I'm only two episodes in but this looks like a keeper.
The OA (Netflix)
Netflix has started to develop a habit of covertly producing very odd but wonderful little series with no publicity that it puts out of a Friday as a boxset and surprises everyone. The OA is such a show, a genre-defying piece created by and written by Brit Marling and Zal Batmanglij, directed by Batmanglij and starring Marling (as well as a certain Jason Isaacs) that's almost impossible to categorise - the best comparison I can come up with is if Neil Gaiman and Hal Hartley sat down together and decided to mash up Stranger Things, Room and Anastasia.

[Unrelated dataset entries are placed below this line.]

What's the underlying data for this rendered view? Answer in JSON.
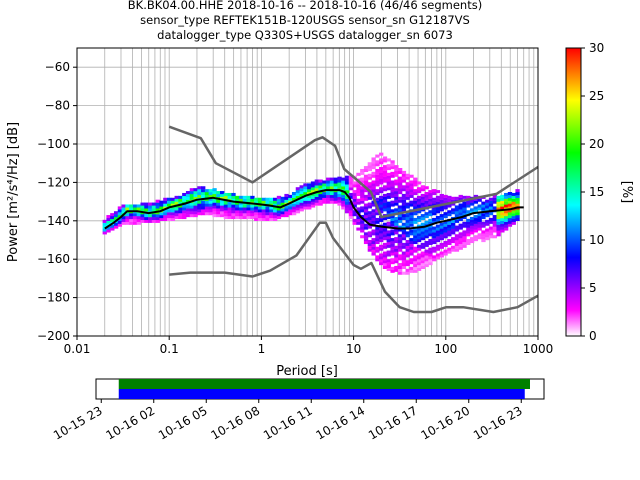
{
  "chart_data": [
    {
      "type": "heatmap",
      "title_lines": [
        "BK.BK04.00.HHE   2018-10-16 -- 2018-10-16  (46/46 segments)",
        "sensor_type REFTEK151B-120USGS sensor_sn G12187VS",
        "datalogger_type Q330S+USGS datalogger_sn 6073"
      ],
      "xlabel": "Period [s]",
      "ylabel": "Power [m²/s⁴/Hz] [dB]",
      "xscale": "log",
      "xlim": [
        0.01,
        1000
      ],
      "ylim": [
        -200,
        -50
      ],
      "x_ticks": [
        {
          "v": 0.01,
          "label": "0.01"
        },
        {
          "v": 0.1,
          "label": "0.1"
        },
        {
          "v": 1,
          "label": "1"
        },
        {
          "v": 10,
          "label": "10"
        },
        {
          "v": 100,
          "label": "100"
        },
        {
          "v": 1000,
          "label": "1000"
        }
      ],
      "y_ticks": [
        -60,
        -80,
        -100,
        -120,
        -140,
        -160,
        -180,
        -200
      ],
      "grid": true,
      "colorbar": {
        "label": "[%]",
        "range": [
          0,
          30
        ],
        "ticks": [
          0,
          5,
          10,
          15,
          20,
          25,
          30
        ],
        "colormap": [
          "#ffffff",
          "#ff00ff",
          "#8000ff",
          "#0000ff",
          "#0080ff",
          "#00ffff",
          "#00ff80",
          "#00ff00",
          "#80ff00",
          "#ffff00",
          "#ff8000",
          "#ff0000"
        ]
      },
      "series": [
        {
          "role": "median_psd",
          "color": "#000000",
          "points": [
            [
              0.02,
              -144
            ],
            [
              0.025,
              -141
            ],
            [
              0.03,
              -138
            ],
            [
              0.035,
              -135
            ],
            [
              0.045,
              -135
            ],
            [
              0.06,
              -136
            ],
            [
              0.08,
              -135
            ],
            [
              0.1,
              -133
            ],
            [
              0.15,
              -131
            ],
            [
              0.2,
              -129
            ],
            [
              0.3,
              -128
            ],
            [
              0.5,
              -130
            ],
            [
              0.8,
              -131
            ],
            [
              1.2,
              -132
            ],
            [
              1.6,
              -133
            ],
            [
              2,
              -131
            ],
            [
              3,
              -127
            ],
            [
              4,
              -125
            ],
            [
              5,
              -124
            ],
            [
              6,
              -124
            ],
            [
              7,
              -124
            ],
            [
              8,
              -125
            ],
            [
              9,
              -128
            ],
            [
              10,
              -133
            ],
            [
              12,
              -138
            ],
            [
              15,
              -142
            ],
            [
              20,
              -143
            ],
            [
              30,
              -144
            ],
            [
              40,
              -144
            ],
            [
              60,
              -143
            ],
            [
              80,
              -141
            ],
            [
              100,
              -140
            ],
            [
              150,
              -138
            ],
            [
              200,
              -136
            ],
            [
              300,
              -135
            ],
            [
              500,
              -134
            ],
            [
              600,
              -133
            ],
            [
              700,
              -133
            ]
          ]
        },
        {
          "role": "high_noise_model",
          "color": "#666666",
          "points": [
            [
              0.1,
              -91
            ],
            [
              0.22,
              -97
            ],
            [
              0.32,
              -110
            ],
            [
              0.8,
              -120
            ],
            [
              3.8,
              -98
            ],
            [
              4.6,
              -96.5
            ],
            [
              6.3,
              -101
            ],
            [
              7.9,
              -113
            ],
            [
              15.4,
              -125
            ],
            [
              20,
              -138
            ],
            [
              354.8,
              -126
            ],
            [
              1000,
              -112
            ]
          ]
        },
        {
          "role": "low_noise_model",
          "color": "#666666",
          "points": [
            [
              0.1,
              -168
            ],
            [
              0.17,
              -167
            ],
            [
              0.4,
              -167
            ],
            [
              0.8,
              -169
            ],
            [
              1.24,
              -166
            ],
            [
              2.4,
              -158
            ],
            [
              4.3,
              -141
            ],
            [
              5,
              -141
            ],
            [
              6,
              -149
            ],
            [
              10,
              -163
            ],
            [
              12,
              -165
            ],
            [
              15.6,
              -162
            ],
            [
              21.9,
              -177
            ],
            [
              31.6,
              -185
            ],
            [
              45,
              -187.5
            ],
            [
              70,
              -187.5
            ],
            [
              101,
              -185
            ],
            [
              154,
              -185
            ],
            [
              328,
              -187.5
            ],
            [
              600,
              -185
            ],
            [
              1000,
              -179
            ]
          ]
        },
        {
          "role": "psd_histogram_heatmap",
          "color": "colormap",
          "columns": [
            {
              "x": 0.02,
              "y_min": -147,
              "y_max": -140
            },
            {
              "x": 0.03,
              "y_min": -142,
              "y_max": -133
            },
            {
              "x": 0.05,
              "y_min": -141,
              "y_max": -132
            },
            {
              "x": 0.08,
              "y_min": -140,
              "y_max": -130
            },
            {
              "x": 0.12,
              "y_min": -139,
              "y_max": -128
            },
            {
              "x": 0.2,
              "y_min": -137,
              "y_max": -123
            },
            {
              "x": 0.3,
              "y_min": -137,
              "y_max": -124
            },
            {
              "x": 0.5,
              "y_min": -139,
              "y_max": -127
            },
            {
              "x": 0.8,
              "y_min": -139,
              "y_max": -128
            },
            {
              "x": 1.2,
              "y_min": -140,
              "y_max": -129
            },
            {
              "x": 2,
              "y_min": -137,
              "y_max": -127
            },
            {
              "x": 3,
              "y_min": -134,
              "y_max": -121
            },
            {
              "x": 5,
              "y_min": -130,
              "y_max": -119
            },
            {
              "x": 7,
              "y_min": -131,
              "y_max": -118
            },
            {
              "x": 10,
              "y_min": -140,
              "y_max": -118
            },
            {
              "x": 15,
              "y_min": -155,
              "y_max": -110
            },
            {
              "x": 20,
              "y_min": -163,
              "y_max": -105
            },
            {
              "x": 30,
              "y_min": -168,
              "y_max": -112
            },
            {
              "x": 50,
              "y_min": -166,
              "y_max": -120
            },
            {
              "x": 80,
              "y_min": -160,
              "y_max": -125
            },
            {
              "x": 120,
              "y_min": -156,
              "y_max": -128
            },
            {
              "x": 200,
              "y_min": -152,
              "y_max": -128
            },
            {
              "x": 350,
              "y_min": -148,
              "y_max": -128
            },
            {
              "x": 600,
              "y_min": -140,
              "y_max": -125
            }
          ]
        }
      ]
    },
    {
      "type": "bar",
      "role": "data_coverage_timeline",
      "x_tick_labels": [
        "10-15 23",
        "10-16 02",
        "10-16 05",
        "10-16 08",
        "10-16 11",
        "10-16 14",
        "10-16 17",
        "10-16 20",
        "10-16 23"
      ],
      "x_tick_hours": [
        -1,
        2,
        5,
        8,
        11,
        14,
        17,
        20,
        23
      ],
      "xlim_hours": [
        -1.3,
        24.3
      ],
      "series": [
        {
          "role": "coverage_green",
          "color": "#008000",
          "start_hour": 0,
          "end_hour": 23.5
        },
        {
          "role": "coverage_blue",
          "color": "#0000ff",
          "start_hour": 0,
          "end_hour": 23.2
        }
      ]
    }
  ]
}
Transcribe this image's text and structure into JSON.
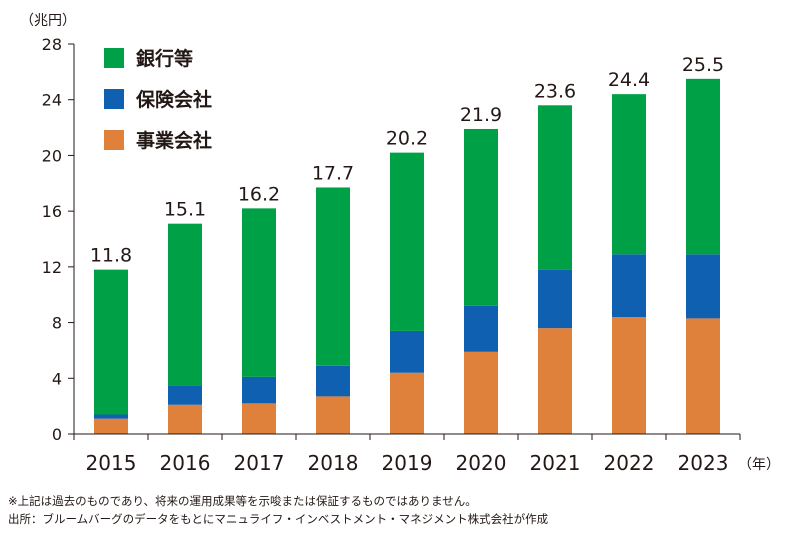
{
  "chart_data": {
    "type": "bar",
    "stacked": true,
    "y_unit": "（兆円）",
    "x_unit": "（年）",
    "categories": [
      "2015",
      "2016",
      "2017",
      "2018",
      "2019",
      "2020",
      "2021",
      "2022",
      "2023"
    ],
    "series": [
      {
        "name": "事業会社",
        "color": "#e0813b",
        "values": [
          1.1,
          2.1,
          2.2,
          2.7,
          4.4,
          5.9,
          7.6,
          8.4,
          8.3
        ]
      },
      {
        "name": "保険会社",
        "color": "#0f60b0",
        "values": [
          0.3,
          1.4,
          1.9,
          2.2,
          3.0,
          3.3,
          4.2,
          4.5,
          4.6
        ]
      },
      {
        "name": "銀行等",
        "color": "#00a146",
        "values": [
          10.4,
          11.6,
          12.1,
          12.8,
          12.8,
          12.7,
          11.8,
          11.5,
          12.6
        ]
      }
    ],
    "totals": [
      "11.8",
      "15.1",
      "16.2",
      "17.7",
      "20.2",
      "21.9",
      "23.6",
      "24.4",
      "25.5"
    ],
    "yticks": [
      "0",
      "4",
      "8",
      "12",
      "16",
      "20",
      "24",
      "28"
    ],
    "ylim": [
      0,
      28
    ],
    "legend": {
      "position": "top-left",
      "order": [
        "銀行等",
        "保険会社",
        "事業会社"
      ]
    },
    "grid": false
  },
  "notes": {
    "line1": "※上記は過去のものであり、将来の運用成果等を示唆または保証するものではありません。",
    "line2": "出所：ブルームバーグのデータをもとにマニュライフ・インベストメント・マネジメント株式会社が作成"
  }
}
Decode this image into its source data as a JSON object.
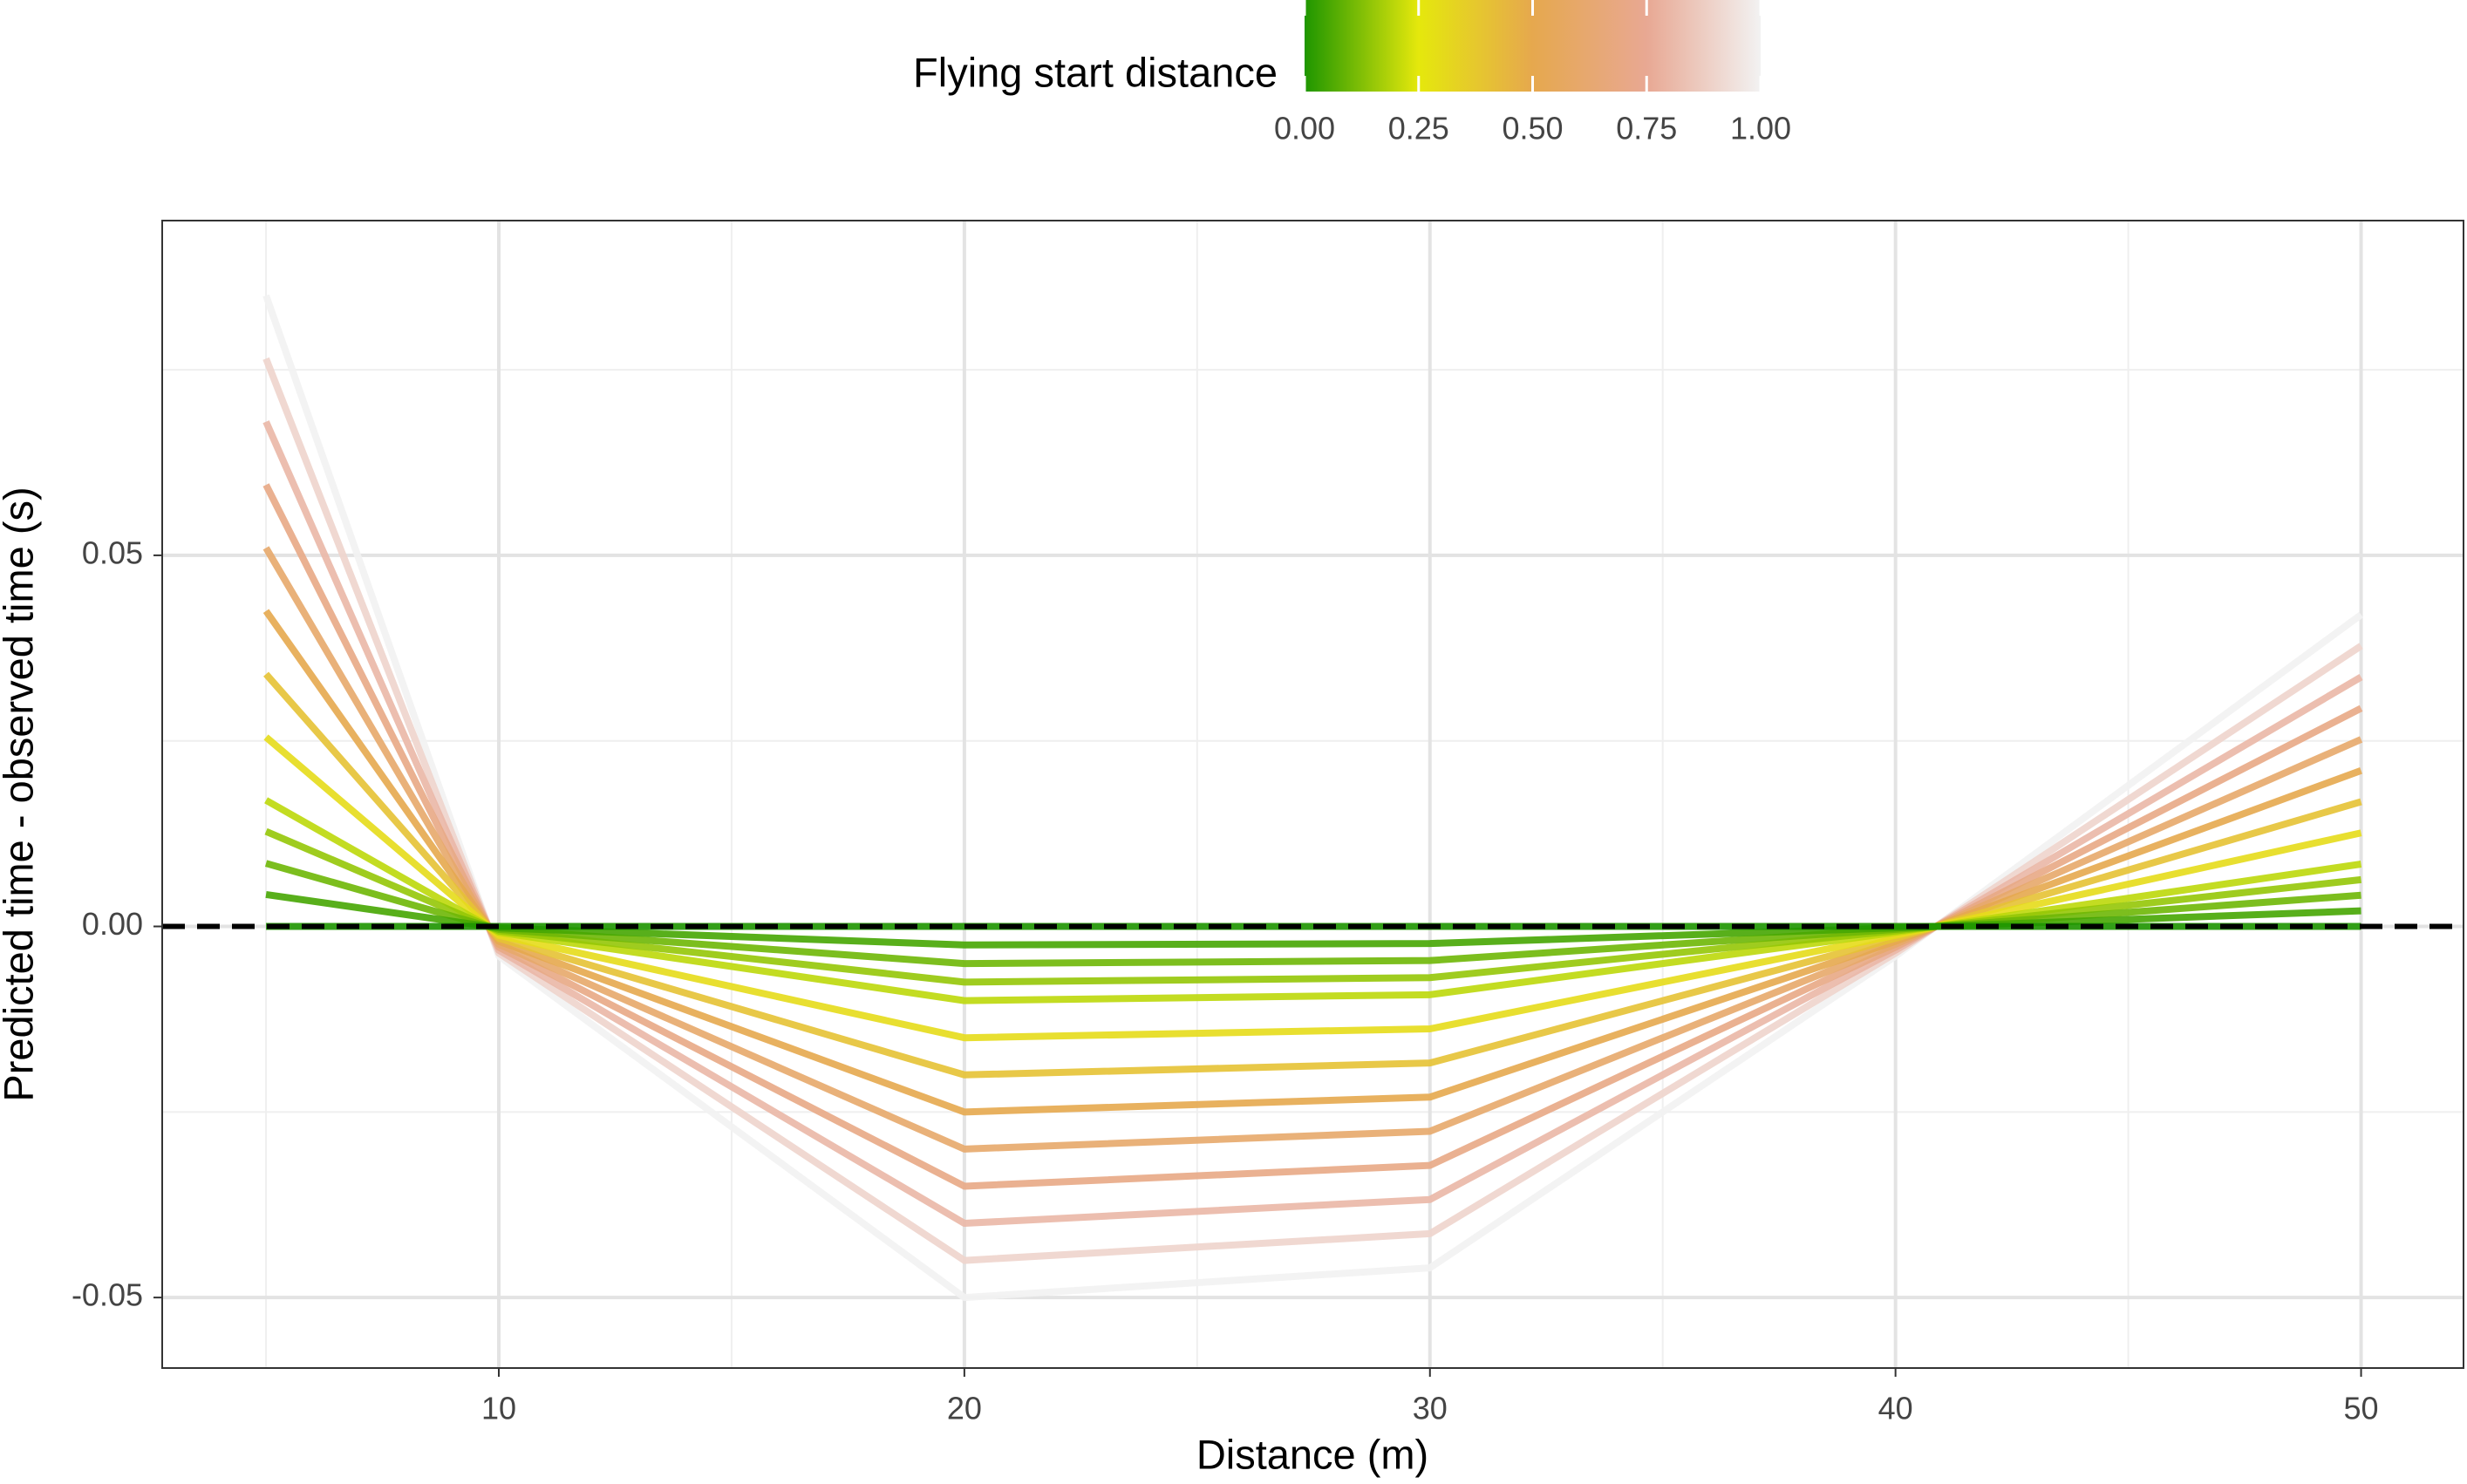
{
  "chart_data": {
    "type": "line",
    "x_label": "Distance (m)",
    "y_label": "Predicted time - observed time (s)",
    "legend_title": "Flying start distance",
    "colorscale": [
      [
        0,
        "#1e9600"
      ],
      [
        0.25,
        "#e5e80c"
      ],
      [
        0.5,
        "#e6a84e"
      ],
      [
        0.75,
        "#e8a893"
      ],
      [
        1,
        "#f2f2f2"
      ]
    ],
    "colorbar_ticks": [
      {
        "value": 0,
        "label": "0.00"
      },
      0.25,
      {
        "value": 0.5,
        "label": "0.50"
      },
      0.75,
      {
        "value": 1,
        "label": "1.00"
      }
    ],
    "x": [
      5,
      10,
      20,
      30,
      40,
      50
    ],
    "series": [
      {
        "flying_start": 0,
        "values": [
          0,
          0,
          0,
          0,
          0,
          0
        ]
      },
      {
        "flying_start": 0.05,
        "values": [
          0.0043,
          -0.0002,
          -0.0025,
          -0.0023,
          -0.0002,
          0.0021
        ]
      },
      {
        "flying_start": 0.1,
        "values": [
          0.0085,
          -0.0004,
          -0.005,
          -0.0046,
          -0.0004,
          0.0042
        ]
      },
      {
        "flying_start": 0.15,
        "values": [
          0.0128,
          -0.0006,
          -0.0075,
          -0.0069,
          -0.0006,
          0.0063
        ]
      },
      {
        "flying_start": 0.2,
        "values": [
          0.017,
          -0.0008,
          -0.01,
          -0.0092,
          -0.0008,
          0.0084
        ]
      },
      {
        "flying_start": 0.3,
        "values": [
          0.0255,
          -0.0012,
          -0.015,
          -0.0138,
          -0.0012,
          0.0126
        ]
      },
      {
        "flying_start": 0.4,
        "values": [
          0.034,
          -0.0016,
          -0.02,
          -0.0184,
          -0.0016,
          0.0168
        ]
      },
      {
        "flying_start": 0.5,
        "values": [
          0.0425,
          -0.002,
          -0.025,
          -0.023,
          -0.002,
          0.021
        ]
      },
      {
        "flying_start": 0.6,
        "values": [
          0.051,
          -0.0024,
          -0.03,
          -0.0276,
          -0.0024,
          0.0252
        ]
      },
      {
        "flying_start": 0.7,
        "values": [
          0.0595,
          -0.0028,
          -0.035,
          -0.0322,
          -0.0028,
          0.0294
        ]
      },
      {
        "flying_start": 0.8,
        "values": [
          0.068,
          -0.0032,
          -0.04,
          -0.0368,
          -0.0032,
          0.0336
        ]
      },
      {
        "flying_start": 0.9,
        "values": [
          0.0765,
          -0.0036,
          -0.045,
          -0.0414,
          -0.0036,
          0.0378
        ]
      },
      {
        "flying_start": 1,
        "values": [
          0.085,
          -0.004,
          -0.05,
          -0.046,
          -0.004,
          0.042
        ]
      }
    ],
    "xlim": [
      2.77,
      52.2
    ],
    "xticks": [
      10,
      20,
      30,
      40,
      50
    ],
    "x_minor_grid": [
      5,
      15,
      25,
      35,
      45
    ],
    "ylim": [
      -0.0595,
      0.0951
    ],
    "yticks": [
      {
        "value": -0.05,
        "label": "-0.05"
      },
      {
        "value": 0,
        "label": "0.00"
      },
      0.05
    ],
    "y_minor_grid": [
      -0.025,
      0.025,
      0.075
    ],
    "hline": 0,
    "grid": true
  }
}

It starts with Marling jumping off a bridge. But when her parents come rushing to her hospital, they reveal she's been missing for seven years - however, before she disappeared, this fully sighted girl was blind. Returning to her home, she's soon shaking up the town with some special powers she seems to have acquired. But she needs five "strong and flexible" people to help her rescue someone, perhaps from that mysterious other realm she once visited…
Full of strange authorial decisions from Marling's insistence that everyone now call her 'The OA' through to only starting the title sequence 45 minutes into the episode once she begins to retell her story of actually being a reincarnated Russian oligarch's daughter, it's a properly auteured piece of work that needs to be watched if you're to stand a chance of knowing what it's like. Visually beautiful, it is by turns upsetting, bewildering and heart-warming, and most frequently like a fairy tale - but even that's a classification it eludes.
I've seen one episode so far and it never once did any of the things I suspected it would do and did many things I've never imagined. I'm going to watch more just to see if it'll blow my mind any further, but it requires a good deal of patience and I suspect it won't be to everyone's tastes.
I also watched a movie this week!
Rogue One (2016)
An almost immediate prequel to Star Wars, Rogue One reveals the full details of how those plucky spies mentioned in the first movie's opening introduction were able to retrieve the plans for the Death Star and ultimately help to stop the Empire's plans for galactic domination. Directed by Gareth Edwards and co-written by Tony Gilroy, the film is more like a proper war movie than any of the other Star Wars flicks, echoing The Dirty Dozen and The Seven Samurai, as plucky crim Felicity Jones puts together a band of warriors that includes Donnie Yen and Riz Ahmed to track down the man who designed the Death Star - her father, Mads Mikkelsen.
Operating resolutely in the vein of Edwards's previous blockbuster, Godzilla, it's a game of two halves. The first is a slow, character-builder that shows off the Star Wars universe with some spectacular location filming. The second is then a giddy, action-packed pay-off that surprises with an oddly large number of heroic deaths. On top of that, you have the return of a number of original Star Wars characters and actors who appear as their young and/or not-dead selves through the power of CGI, the movie effectively spelling out why the Empire was so fearsome, why everyone was properly worried of the Death Star and by the end, precisely why everyone was right to cack themselves as soon as Darth Vader entered the room.
All in all, a movie that gets better in the memory and which finally does something new and worthwhile with the franchise. It's also best to watch Star Wars afterwards to see how it almost exactly matches up with everything we see in that.